Primum non nocere: an evolutionary analysis of whether antidepressants do more harm than good
- 1 Department of Psychology, Neuroscience and Behaviour, McMaster University, Hamilton, ON, Canada
- 2 Virginia Institute for Psychiatric and Behavioral Genetics, Virginia Commonwealth University, Richmond, VA, USA
- 3 Counseling and Psychological Services, Student Health, University of Virginia, Charlottesville, VA, USA
- 4 Institute of Law, Psychiatry and Public Policy, University of Virginia, Charlottesville, VA, USA
Copyright: © 2012 Andrews, Thomson Jr, Amstadter and Neale. This is an open-access article distributed under the terms of the Creative Commons Attribution Non Commercial License, which permits non-commercial use, distribution, and reproduction in other forums, provided the original authors and source are credited.
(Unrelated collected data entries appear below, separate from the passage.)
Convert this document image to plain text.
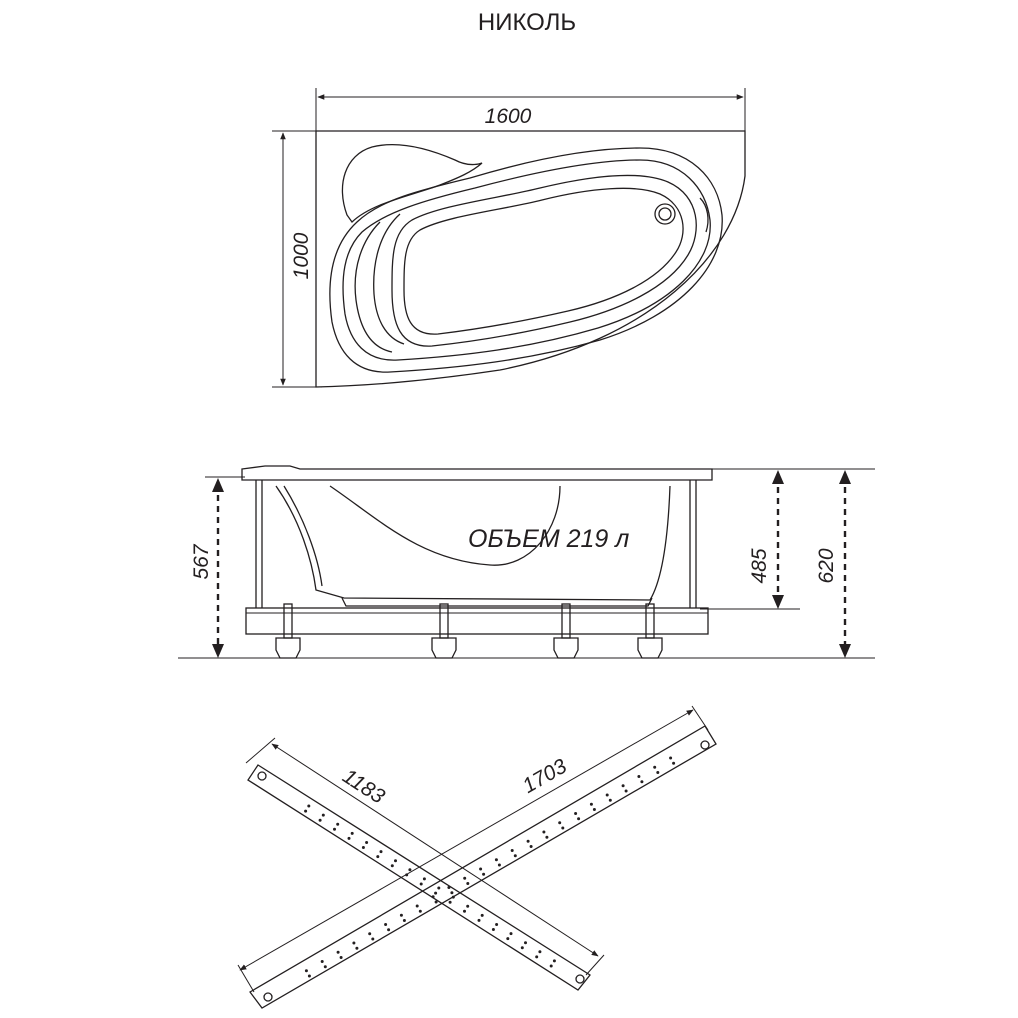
НИКОЛЬ
1600
1000
ОБЪЕМ 219 л
567	485 620
1183	1703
Antidepressant medications are the first-line treatment for people meeting current diagnostic criteria for major depressive disorder. Most antidepressants are designed to perturb the mechanisms that regulate the neurotransmitter serotonin – an evolutionarily ancient biochemical found in plants, animals, and fungi. Many adaptive processes evolved to be regulated by serotonin, including emotion, development, neuronal growth and death, platelet activation and the clotting process, attention, electrolyte balance, and reproduction. It is a principle of evolutionary medicine that the disruption of evolved adaptations will degrade biological functioning. Because serotonin regulates many adaptive processes, antidepressants could have many adverse health effects. For instance, while antidepressants are modestly effective in reducing depressive symptoms, they increase the brain's susceptibility to future episodes after they have been discontinued. Contrary to a widely held belief in psychiatry, studies that purport to show that antidepressants promote neurogenesis are flawed because they all use a method that cannot, by itself, distinguish between neurogenesis and neuronal death. In fact, antidepressants cause neuronal damage and mature neurons to revert to an immature state, both of which may explain why antidepressants also cause neurons to undergo apoptosis (programmed death). Antidepressants can also cause developmental problems, they have adverse effects on sexual and romantic life, and they increase the risk of hyponatremia (low sodium in the blood plasma), bleeding, stroke, and death in the elderly. Our review supports the conclusion that antidepressants generally do more harm than good by disrupting a number of adaptive processes regulated by serotonin. However, there may be specific conditions for which their use is warranted (e.g., cancer, recovery from stroke). We conclude that altered informed consent practices and greater caution in the prescription of antidepressants are warranted.